The recent kidnapping and torture of Dr Steven Ulimboka in Tanzania more than demonstrates that no country is immune to crimes against humanity.

Tanzania has for long enjoyed a reputation of being an Island of Peace in a sea of violence and social strife but if what happened to Dr Ulimboka is anything to go by, then that standing in society is quickly draining down the cesspool of socially troubled states.

Disputes can only be settled by negotiations and not through torture and intimidation.

Throughout history, death and torture have never succeeded to eliminate the disciples of the “martyred” or their graves from being turned into shrines of inspiration for even more determined and hard-line followers.

The majority of the cases to be heard by the EACJ’s criminal wing would involve trials against the excesses of power by political leaders and those they command mostly in the armed forces when the orders are clearly not to enforce the law and defend the people but to mutilate and kill them.

However, according to recent media reports quoting the EACJ’s Registrar, Professor Dr John Eudes Ruhangisa, the court’s establishment faces possible financial hurdles and challenges.

If indeed that turns out to be the case, the people of East Africa would have been let down by non-other than their top leaders, who are the ones who gave the directive for the establishment of the wing.

If our leaders can commit to do something that they are not willing to fund, then the biggest casualty would be the collective integrity of the people. Prof Ruhangisa was further quoted as saying both the Court and East Africa have competent judges who can handle cases involving the transgression of the people’s humanity except that financial resources could be the major stumbling block. I am saying, money should not be a problem.

Those who think violence and chaos are cheap enterprises, then perhaps they don’t have far to look. Burundi, Kenya and Uganda are on peace keeping and restoration of order missions in Somalia while Tanzania has a peace keeping mission in Darfur, Sudan and another contingent in Lebanon.

It would be tragic and largely inconceivable for the member states of the region to be in peace keeping missions abroad while their own house back home burns up!

Apart from the money, the court would also need very zealous prosecutors. Luckily again, the region has seen how meticulous the International Criminal Tribunal for Rwanda (ICTR) was and also how determined Mr Moreno Ocampo was in pursuing the suspects of the post election violence in Kenya.

If anything, the region has seen the standards and there can be no excuse for mediocrity. East Africa needed a court with criminal jurisdiction yesterday.
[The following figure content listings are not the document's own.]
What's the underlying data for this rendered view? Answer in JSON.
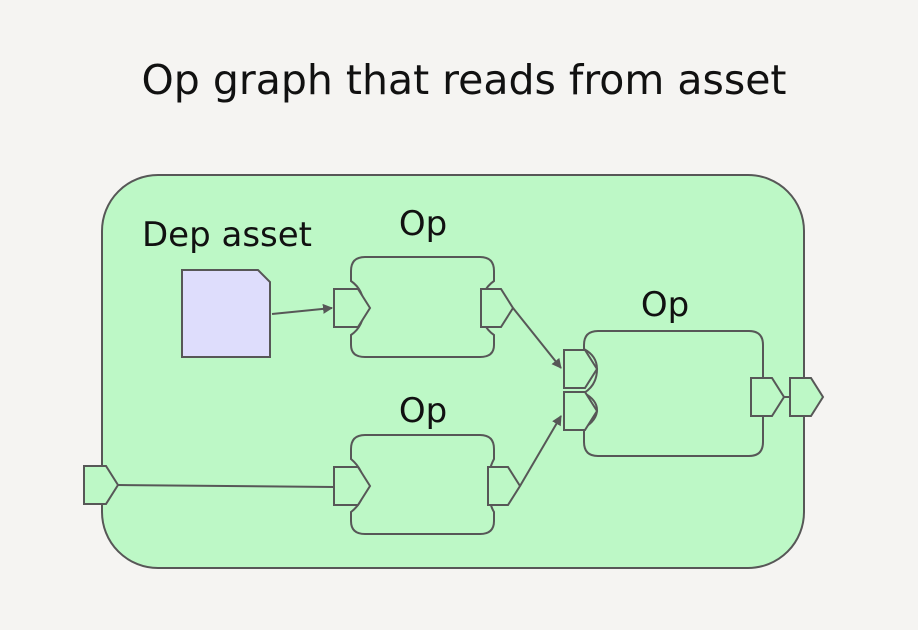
{
  "title": "Op graph that reads from asset",
  "colors": {
    "background": "#f5f4f2",
    "graph_fill": "#bdf8c6",
    "asset_fill": "#deddfc",
    "stroke": "#575757"
  },
  "asset": {
    "label": "Dep asset",
    "icon": "document-icon"
  },
  "ops": {
    "top": {
      "label": "Op"
    },
    "bottom": {
      "label": "Op"
    },
    "right": {
      "label": "Op"
    }
  },
  "edges": [
    {
      "from": "dep-asset",
      "to": "op-top.input"
    },
    {
      "from": "op-top.output",
      "to": "op-right.input-1"
    },
    {
      "from": "op-bottom.output",
      "to": "op-right.input-2"
    },
    {
      "from": "graph.input",
      "to": "op-bottom.input"
    },
    {
      "from": "op-right.output",
      "to": "graph.output"
    }
  ]
}
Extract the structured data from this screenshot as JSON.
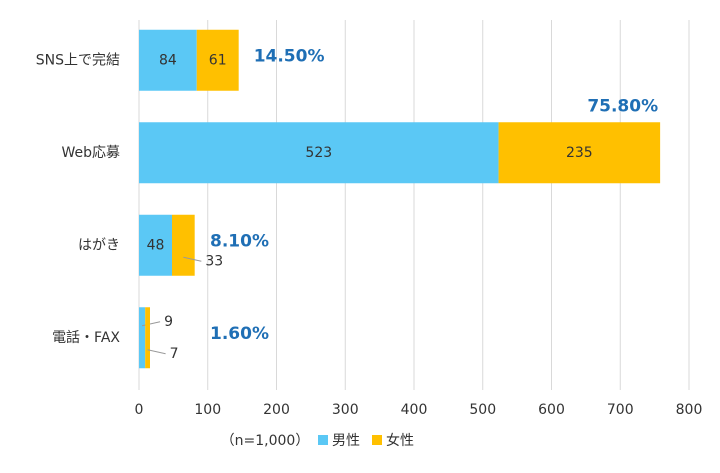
{
  "chart_data": {
    "type": "stacked-barh",
    "categories": [
      "SNS上で完結",
      "Web応募",
      "はがき",
      "電話・FAX"
    ],
    "series": [
      {
        "name": "男性",
        "color": "#5bc8f5",
        "values": [
          84,
          523,
          48,
          9
        ]
      },
      {
        "name": "女性",
        "color": "#ffc000",
        "values": [
          61,
          235,
          33,
          7
        ]
      }
    ],
    "annotations": [
      "14.50%",
      "75.80%",
      "8.10%",
      "1.60%"
    ],
    "note": "（n=1,000）",
    "xlim": [
      0,
      800
    ],
    "xticks": [
      0,
      100,
      200,
      300,
      400,
      500,
      600,
      700,
      800
    ],
    "grid": true
  }
}
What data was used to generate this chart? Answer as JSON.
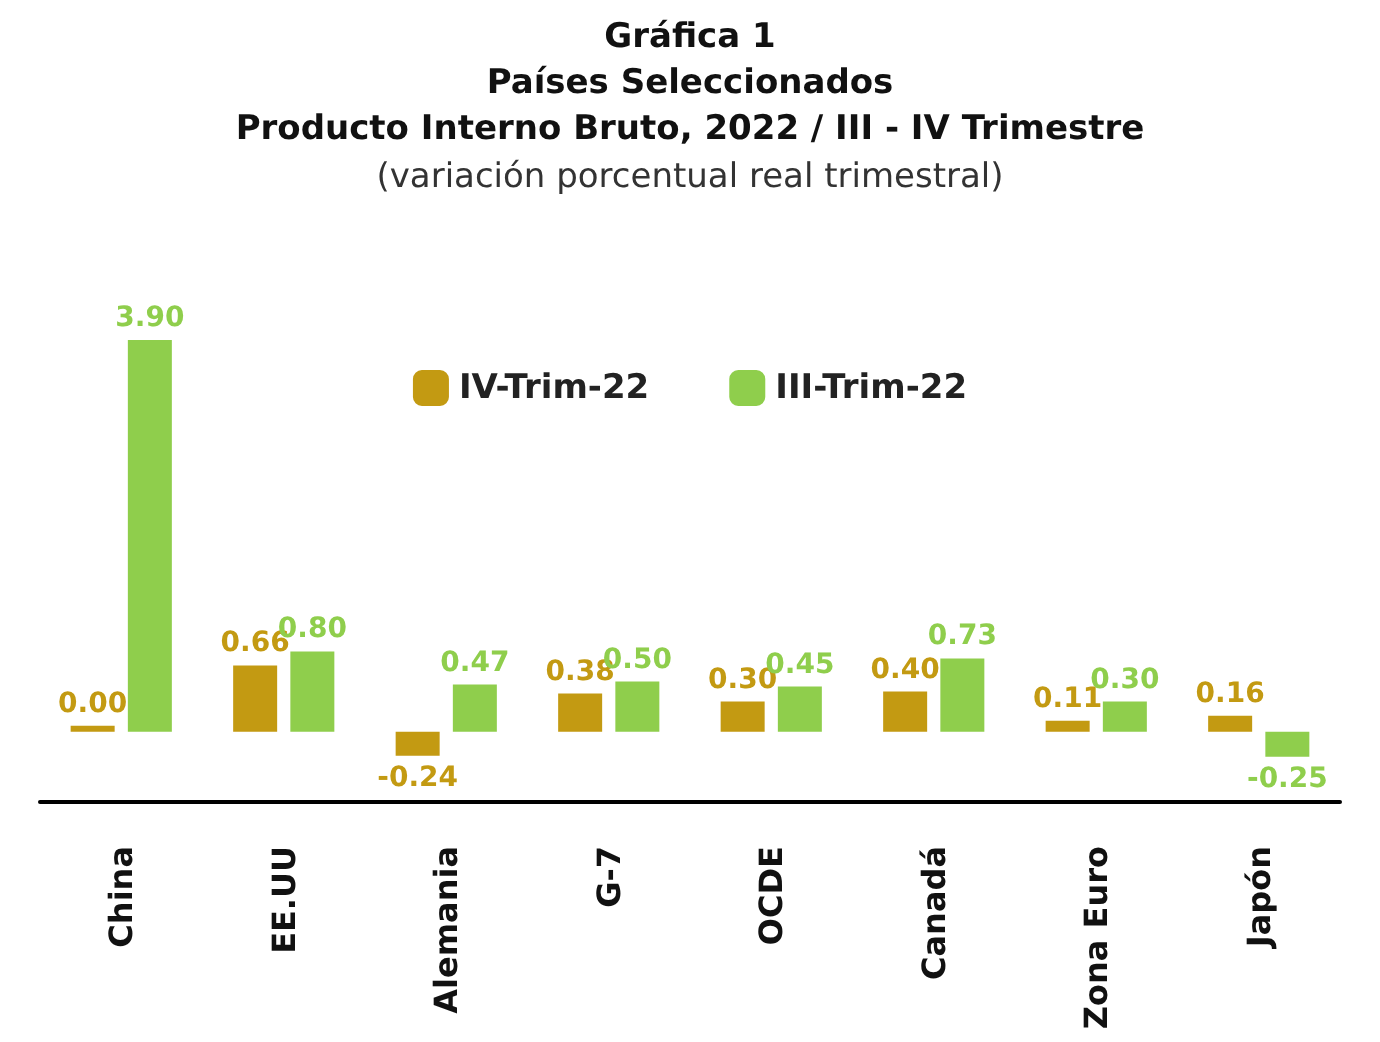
{
  "chart_data": {
    "type": "bar",
    "title": "Gráfica 1\nPaíses Seleccionados\nProducto Interno Bruto, 2022 / III - IV Trimestre",
    "subtitle": "(variación porcentual real trimestral)",
    "categories": [
      "China",
      "EE.UU",
      "Alemania",
      "G-7",
      "OCDE",
      "Canadá",
      "Zona Euro",
      "Japón"
    ],
    "series": [
      {
        "name": "IV-Trim-22",
        "color": "#c39a12",
        "values": [
          0.0,
          0.66,
          -0.24,
          0.38,
          0.3,
          0.4,
          0.11,
          0.16
        ],
        "value_labels": [
          "0.00",
          "0.66",
          "-0.24",
          "0.38",
          "0.30",
          "0.40",
          "0.11",
          "0.16"
        ]
      },
      {
        "name": "III-Trim-22",
        "color": "#8fce4c",
        "values": [
          3.9,
          0.8,
          0.47,
          0.5,
          0.45,
          0.73,
          0.3,
          -0.25
        ],
        "value_labels": [
          "3.90",
          "0.80",
          "0.47",
          "0.50",
          "0.45",
          "0.73",
          "0.30",
          "-0.25"
        ]
      }
    ],
    "legend": "top",
    "tick_labels": "x",
    "grid": false
  }
}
There is a reason for everything that happens under the sun. That it is our leaders, who directed the court be established, goes a long way to show how ready and willing they are to shed a bit of their absolute powers for the broader benefit of East Africans.

There can be no doubt that regional criminal trials would chisel away considerable aspects of national sovereignty, powers jealously guarded by many nations.

But, in this case, it is upholding the rights of the people over the sometimes narrow interests of the state. That is why I say a criminal wing of the EACJ is the right direction towards truly people-centred integration.